4/En matière de filiation adoptive, un guide pour les futurs parents adoptants sera disponible et un espace internet dédié aux professionnels sera mis en ligne car la parentalité adoptive mérite une attention particulière.
Mon actualité en la matière : la proposition de loi sur l’adoption que je vais soutenir au Parlement le 15 février prochain.
Je ne voudrais pas terminer l’évocation de ces mesures sans parler de l’importance que j’accorde au pilotage de cette politique publique de soutien à la parentalité qui doit être déclinée localement.
Enfin, à ceux qui s’étonneraient que l’on porte des projets à l’heure où la contrainte financière est si forte, je réponds qu’en période de crise, il faut savoir être imaginatif et a fortiori susciter l’innovation !

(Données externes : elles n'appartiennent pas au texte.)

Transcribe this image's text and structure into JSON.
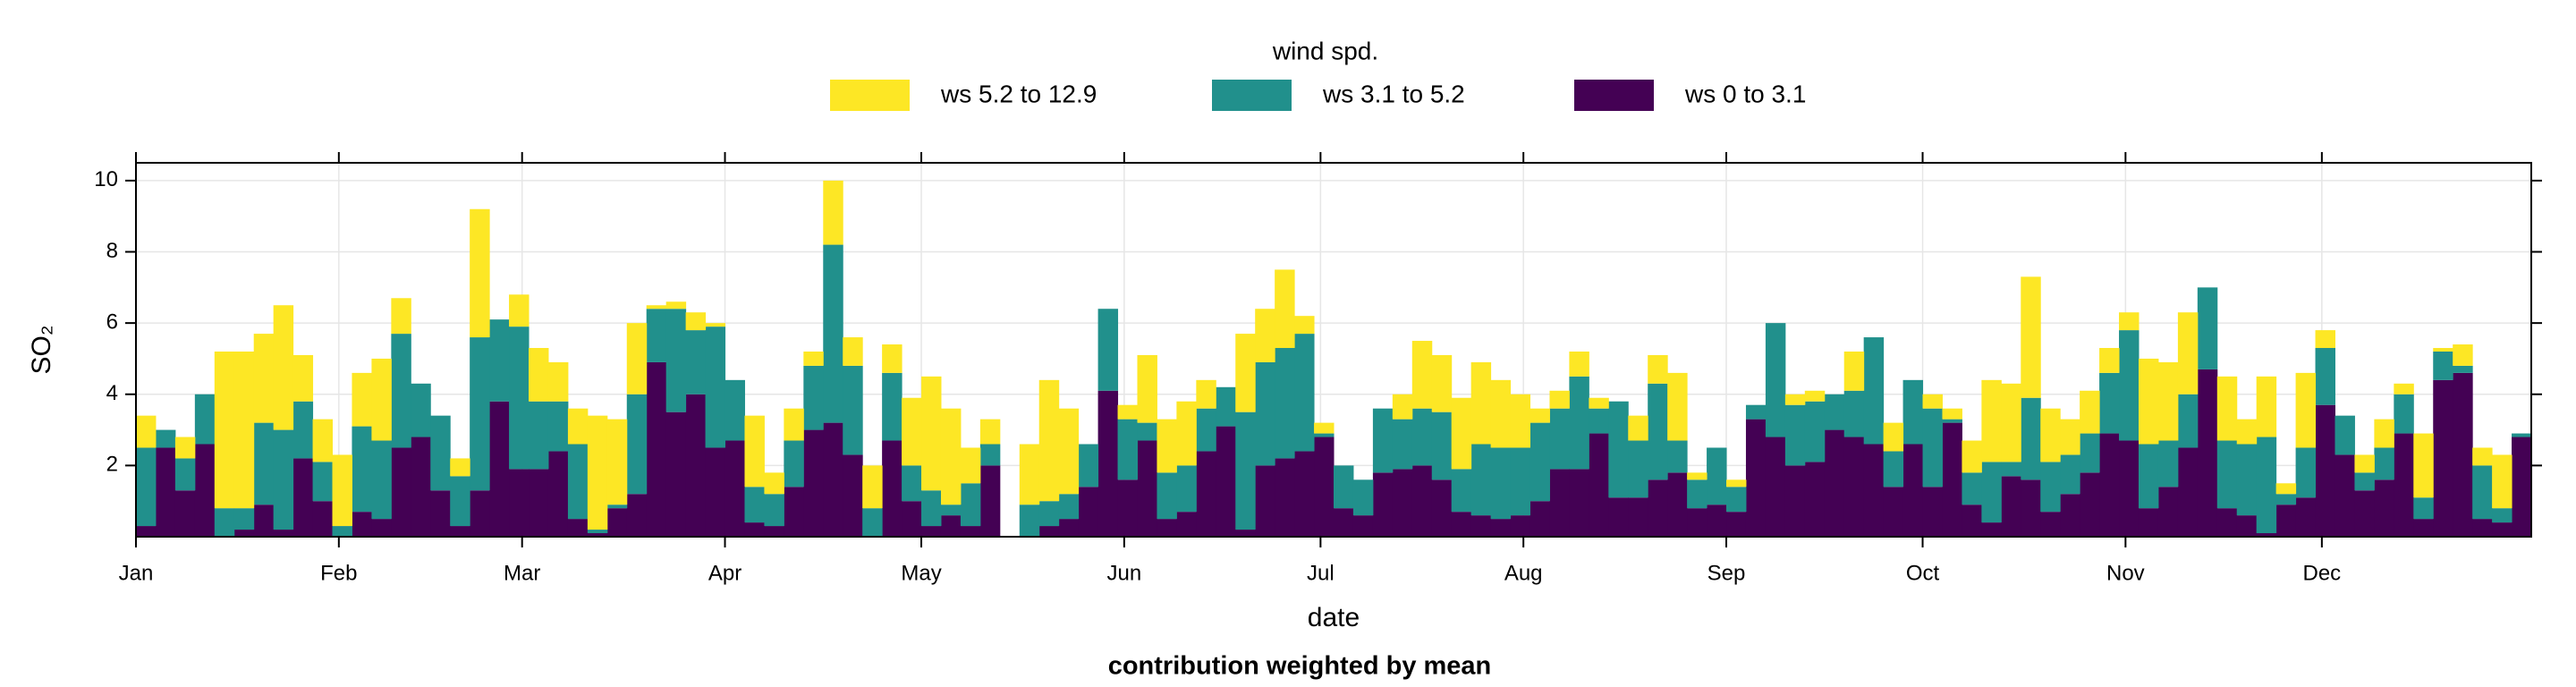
{
  "chart_data": {
    "type": "stacked-histogram",
    "legend_title": "wind spd.",
    "xlabel": "date",
    "ylabel": "SO₂",
    "caption": "contribution weighted by mean",
    "xlim": [
      0,
      366
    ],
    "xticks": [
      {
        "value": 0,
        "label": "Jan"
      },
      {
        "value": 31,
        "label": "Feb"
      },
      {
        "value": 59,
        "label": "Mar"
      },
      {
        "value": 90,
        "label": "Apr"
      },
      {
        "value": 120,
        "label": "May"
      },
      {
        "value": 151,
        "label": "Jun"
      },
      {
        "value": 181,
        "label": "Jul"
      },
      {
        "value": 212,
        "label": "Aug"
      },
      {
        "value": 243,
        "label": "Sep"
      },
      {
        "value": 273,
        "label": "Oct"
      },
      {
        "value": 304,
        "label": "Nov"
      },
      {
        "value": 334,
        "label": "Dec"
      }
    ],
    "ylim": [
      0,
      10.5
    ],
    "yticks": [
      2,
      4,
      6,
      8,
      10
    ],
    "grid": true,
    "legend": "top",
    "bins": [
      0,
      3,
      6,
      9,
      12,
      15,
      18,
      21,
      24,
      27,
      30,
      33,
      36,
      39,
      42,
      45,
      48,
      51,
      54,
      57,
      60,
      63,
      66,
      69,
      72,
      75,
      78,
      81,
      84,
      87,
      90,
      93,
      96,
      99,
      102,
      105,
      108,
      111,
      114,
      117,
      120,
      123,
      126,
      129,
      132,
      135,
      138,
      141,
      144,
      147,
      150,
      153,
      156,
      159,
      162,
      165,
      168,
      171,
      174,
      177,
      180,
      183,
      186,
      189,
      192,
      195,
      198,
      201,
      204,
      207,
      210,
      213,
      216,
      219,
      222,
      225,
      228,
      231,
      234,
      237,
      240,
      243,
      246,
      249,
      252,
      255,
      258,
      261,
      264,
      267,
      270,
      273,
      276,
      279,
      282,
      285,
      288,
      291,
      294,
      297,
      300,
      303,
      306,
      309,
      312,
      315,
      318,
      321,
      324,
      327,
      330,
      333,
      336,
      339,
      342,
      345,
      348,
      351,
      354,
      357,
      360,
      363,
      366
    ],
    "series": [
      {
        "name": "ws 5.2 to 12.9",
        "color": "#fde725",
        "values": [
          0.9,
          0,
          0.6,
          0,
          4.4,
          4.4,
          2.5,
          3.5,
          1.3,
          1.2,
          2.0,
          1.5,
          2.3,
          1.0,
          0,
          0,
          0.5,
          3.6,
          0,
          0.9,
          1.5,
          1.1,
          1.0,
          3.2,
          2.4,
          2.0,
          0.1,
          0.2,
          0.5,
          0.1,
          0,
          2.0,
          0.6,
          0.9,
          0.4,
          1.8,
          0.8,
          1.2,
          0.8,
          1.9,
          3.2,
          2.7,
          1.0,
          0.7,
          0,
          1.7,
          3.4,
          2.4,
          0,
          0,
          0.4,
          1.9,
          1.5,
          1.8,
          0.8,
          0,
          2.2,
          1.5,
          2.2,
          0.5,
          0.3,
          0,
          0,
          0,
          0.7,
          1.9,
          1.6,
          2.0,
          2.3,
          1.9,
          1.5,
          0.4,
          0.5,
          0.7,
          0.3,
          0,
          0.7,
          0.8,
          1.9,
          0.2,
          0,
          0.2,
          0,
          0,
          0.3,
          0.3,
          0,
          1.1,
          0,
          0.8,
          0,
          0.4,
          0.3,
          0.9,
          2.3,
          2.2,
          3.4,
          1.5,
          1.0,
          1.2,
          0.7,
          0.5,
          2.4,
          2.2,
          2.3,
          0,
          1.8,
          0.7,
          1.7,
          0.3,
          2.1,
          0.5,
          0,
          0.5,
          0.8,
          0.3,
          1.8,
          0.1,
          0.6,
          0.5,
          1.5,
          0
        ]
      },
      {
        "name": "ws 3.1 to 5.2",
        "color": "#21908c",
        "values": [
          2.2,
          0.5,
          0.9,
          1.4,
          0.8,
          0.6,
          2.3,
          2.8,
          1.6,
          1.1,
          0.3,
          2.4,
          2.2,
          3.2,
          1.5,
          2.1,
          1.4,
          4.3,
          2.3,
          4.0,
          1.9,
          1.4,
          2.1,
          0.1,
          0.1,
          2.8,
          1.5,
          2.9,
          1.8,
          3.4,
          1.7,
          1.0,
          0.9,
          1.3,
          1.8,
          5.0,
          2.5,
          0.8,
          1.9,
          1.0,
          1.0,
          0.3,
          1.2,
          0.6,
          0,
          0.9,
          0.7,
          0.7,
          1.2,
          2.3,
          1.7,
          0.5,
          1.3,
          1.3,
          1.2,
          1.1,
          3.3,
          2.9,
          3.1,
          3.3,
          0.1,
          1.2,
          1.0,
          1.8,
          1.4,
          1.6,
          1.9,
          1.2,
          2.0,
          2.0,
          1.9,
          2.2,
          1.7,
          2.6,
          0.7,
          2.7,
          1.6,
          2.7,
          0.9,
          0.8,
          1.6,
          0.7,
          0.4,
          3.2,
          1.7,
          1.7,
          1.0,
          1.3,
          3.0,
          1.0,
          1.8,
          2.2,
          0.1,
          0.9,
          1.7,
          0.4,
          2.3,
          1.4,
          1.1,
          1.1,
          1.7,
          3.1,
          1.8,
          1.3,
          1.5,
          2.3,
          1.9,
          2.0,
          2.7,
          0.3,
          1.4,
          1.6,
          1.1,
          0.5,
          0.9,
          1.1,
          0.6,
          0.8,
          0.2,
          1.5,
          0.4,
          0.1
        ]
      },
      {
        "name": "ws 0 to 3.1",
        "color": "#440154",
        "values": [
          0.3,
          2.5,
          1.3,
          2.6,
          0,
          0.2,
          0.9,
          0.2,
          2.2,
          1.0,
          0,
          0.7,
          0.5,
          2.5,
          2.8,
          1.3,
          0.3,
          1.3,
          3.8,
          1.9,
          1.9,
          2.4,
          0.5,
          0.1,
          0.8,
          1.2,
          4.9,
          3.5,
          4.0,
          2.5,
          2.7,
          0.4,
          0.3,
          1.4,
          3.0,
          3.2,
          2.3,
          0,
          2.7,
          1.0,
          0.3,
          0.6,
          0.3,
          2.0,
          0,
          0,
          0.3,
          0.5,
          1.4,
          4.1,
          1.6,
          2.7,
          0.5,
          0.7,
          2.4,
          3.1,
          0.2,
          2.0,
          2.2,
          2.4,
          2.8,
          0.8,
          0.6,
          1.8,
          1.9,
          2.0,
          1.6,
          0.7,
          0.6,
          0.5,
          0.6,
          1.0,
          1.9,
          1.9,
          2.9,
          1.1,
          1.1,
          1.6,
          1.8,
          0.8,
          0.9,
          0.7,
          3.3,
          2.8,
          2.0,
          2.1,
          3.0,
          2.8,
          2.6,
          1.4,
          2.6,
          1.4,
          3.2,
          0.9,
          0.4,
          1.7,
          1.6,
          0.7,
          1.2,
          1.8,
          2.9,
          2.7,
          0.8,
          1.4,
          2.5,
          4.7,
          0.8,
          0.6,
          0.1,
          0.9,
          1.1,
          3.7,
          2.3,
          1.3,
          1.6,
          2.9,
          0.5,
          4.4,
          4.6,
          0.5,
          0.4,
          2.8
        ]
      }
    ]
  }
}
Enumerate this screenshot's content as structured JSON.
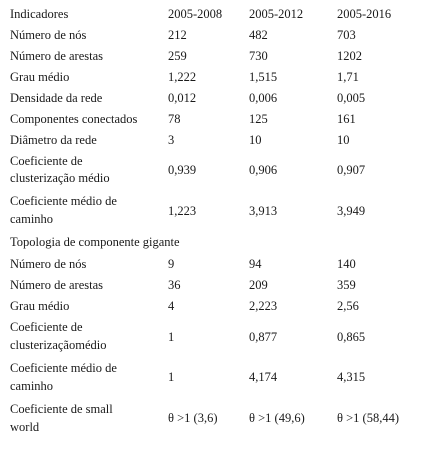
{
  "table": {
    "header": {
      "label": "Indicadores",
      "cols": [
        "2005-2008",
        "2005-2012",
        "2005-2016"
      ]
    },
    "rows": [
      {
        "label": "Número de nós",
        "values": [
          "212",
          "482",
          "703"
        ]
      },
      {
        "label": "Número de arestas",
        "values": [
          "259",
          "730",
          "1202"
        ]
      },
      {
        "label": "Grau médio",
        "values": [
          "1,222",
          "1,515",
          "1,71"
        ]
      },
      {
        "label": "Densidade da rede",
        "values": [
          "0,012",
          "0,006",
          "0,005"
        ]
      },
      {
        "label": "Componentes conectados",
        "values": [
          "78",
          "125",
          "161"
        ]
      },
      {
        "label": "Diâmetro da rede",
        "values": [
          "3",
          "10",
          "10"
        ]
      },
      {
        "label_l1": "Coeficiente de",
        "label_l2": "clusterização médio",
        "values": [
          "0,939",
          "0,906",
          "0,907"
        ]
      },
      {
        "label_l1": "Coeficiente médio de",
        "label_l2": "caminho",
        "values": [
          "1,223",
          "3,913",
          "3,949"
        ]
      }
    ],
    "section_title": "Topologia de componente gigante",
    "giant_rows": [
      {
        "label": "Número de nós",
        "values": [
          "9",
          "94",
          "140"
        ]
      },
      {
        "label": "Número de arestas",
        "values": [
          "36",
          "209",
          "359"
        ]
      },
      {
        "label": "Grau médio",
        "values": [
          "4",
          "2,223",
          "2,56"
        ]
      },
      {
        "label_l1": "Coeficiente de",
        "label_l2": "clusterizaçãomédio",
        "values": [
          "1",
          "0,877",
          "0,865"
        ]
      },
      {
        "label_l1": "Coeficiente médio de",
        "label_l2": "caminho",
        "values": [
          "1",
          "4,174",
          "4,315"
        ]
      },
      {
        "label_l1": "Coeficiente de small",
        "label_l2": "world",
        "values": [
          "θ >1 (3,6)",
          "θ >1 (49,6)",
          "θ >1 (58,44)"
        ]
      }
    ]
  }
}
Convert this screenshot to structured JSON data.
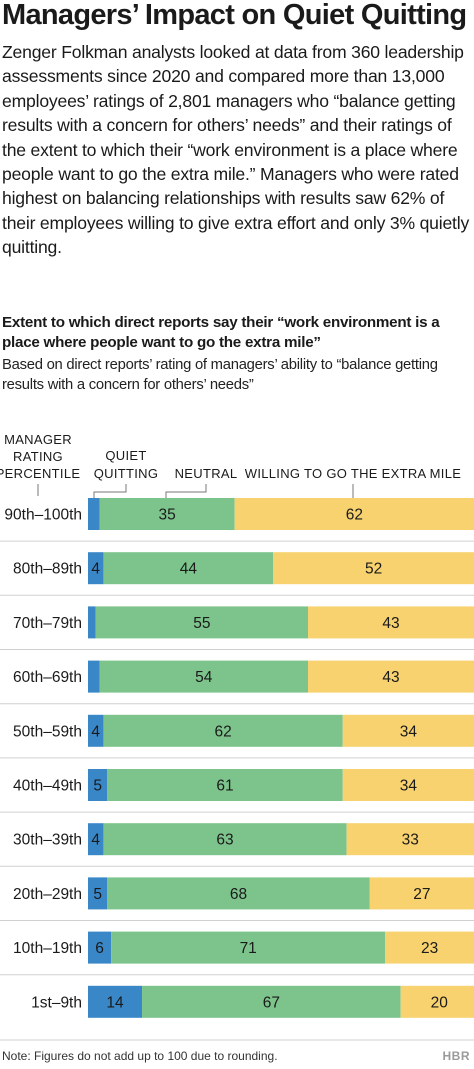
{
  "title": "Managers’ Impact on Quiet Quitting",
  "intro": "Zenger Folkman analysts looked at data from 360 leadership assessments since 2020 and compared more than 13,000 employees’ ratings of 2,801 managers who “balance getting results with a concern for others’ needs” and their ratings of the extent to which their “work environment is a place where people want to go the extra mile.” Managers who were rated highest on balancing relationships with results saw 62% of their employees willing to give extra effort and only 3% quietly quitting.",
  "note": "Note: Figures do not add up to 100 due to rounding.",
  "logo": "HBR",
  "colors": {
    "quiet_quitting": "#3a87c7",
    "neutral": "#7dc48c",
    "willing": "#f7d26e"
  },
  "chart_data": {
    "type": "bar",
    "orientation": "horizontal",
    "stacked": true,
    "title": "Extent to which direct reports say their “work environment is a place where people want to go the extra mile”",
    "subtitle": "Based on direct reports’ rating of managers’ ability to “balance getting results with a concern for others’ needs”",
    "category_header": "MANAGER RATING PERCENTILE",
    "categories": [
      "90th–100th",
      "80th–89th",
      "70th–79th",
      "60th–69th",
      "50th–59th",
      "40th–49th",
      "30th–39th",
      "20th–29th",
      "10th–19th",
      "1st–9th"
    ],
    "series": [
      {
        "name": "QUIET QUITTING",
        "values": [
          3,
          4,
          2,
          3,
          4,
          5,
          4,
          5,
          6,
          14
        ],
        "labels": [
          "3%",
          "4",
          "2",
          "3",
          "4",
          "5",
          "4",
          "5",
          "6",
          "14"
        ]
      },
      {
        "name": "NEUTRAL",
        "values": [
          35,
          44,
          55,
          54,
          62,
          61,
          63,
          68,
          71,
          67
        ],
        "labels": [
          "35",
          "44",
          "55",
          "54",
          "62",
          "61",
          "63",
          "68",
          "71",
          "67"
        ]
      },
      {
        "name": "WILLING TO GO THE EXTRA MILE",
        "values": [
          62,
          52,
          43,
          43,
          34,
          34,
          33,
          27,
          23,
          20
        ],
        "labels": [
          "62",
          "52",
          "43",
          "43",
          "34",
          "34",
          "33",
          "27",
          "23",
          "20"
        ]
      }
    ],
    "header_lines": {
      "manager": [
        "MANAGER",
        "RATING",
        "PERCENTILE"
      ],
      "quiet": [
        "QUIET",
        "QUITTING"
      ],
      "neutral": [
        "NEUTRAL"
      ],
      "willing": [
        "WILLING TO GO THE EXTRA MILE"
      ]
    }
  }
}
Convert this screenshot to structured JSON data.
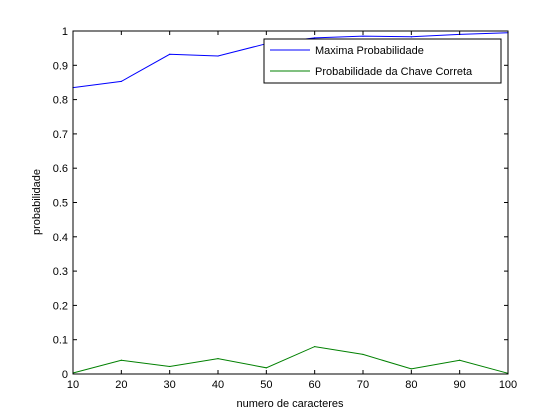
{
  "chart_data": {
    "type": "line",
    "title": "",
    "xlabel": "numero de caracteres",
    "ylabel": "probabilidade",
    "xlim": [
      10,
      100
    ],
    "ylim": [
      0,
      1
    ],
    "xticks": [
      "10",
      "20",
      "30",
      "40",
      "50",
      "60",
      "70",
      "80",
      "90",
      "100"
    ],
    "yticks": [
      "0",
      "0.1",
      "0.2",
      "0.3",
      "0.4",
      "0.5",
      "0.6",
      "0.7",
      "0.8",
      "0.9",
      "1"
    ],
    "grid": false,
    "legend_position": "top-right",
    "x": [
      10,
      20,
      30,
      40,
      50,
      60,
      70,
      80,
      90,
      100
    ],
    "series": [
      {
        "name": "Maxima Probabilidade",
        "color": "#0000ff",
        "values": [
          0.835,
          0.853,
          0.932,
          0.927,
          0.963,
          0.98,
          0.985,
          0.983,
          0.99,
          0.995
        ]
      },
      {
        "name": "Probabilidade da Chave Correta",
        "color": "#008000",
        "values": [
          0.003,
          0.04,
          0.022,
          0.045,
          0.018,
          0.08,
          0.057,
          0.015,
          0.04,
          0.002
        ]
      }
    ]
  }
}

Et parce que la contrainte financière est forte, préserver la famille - valeur plébiscitée par les Français- est essentiel.
Aujourd’hui, vous, spécialistes du droit de la famille me donnez l’occasion de réaffirmer ma foi indéfectible en la famille, socle de la société.
Comme vous, je veux agir pour prévenir les crises et accompagner les parents en valorisant leurs valeurs, leurs compétences, leurs ressources, plutôt qu’en les stigmatisant ou en pointant leurs défaillances.
Agir en matière de soutien à la parentalité, dans tous les sens du terme, c’est bien plus qu’une politique, c’est un enjeu d’avenir.
Je vous remercie de m’avoir conviée à cette rencontre.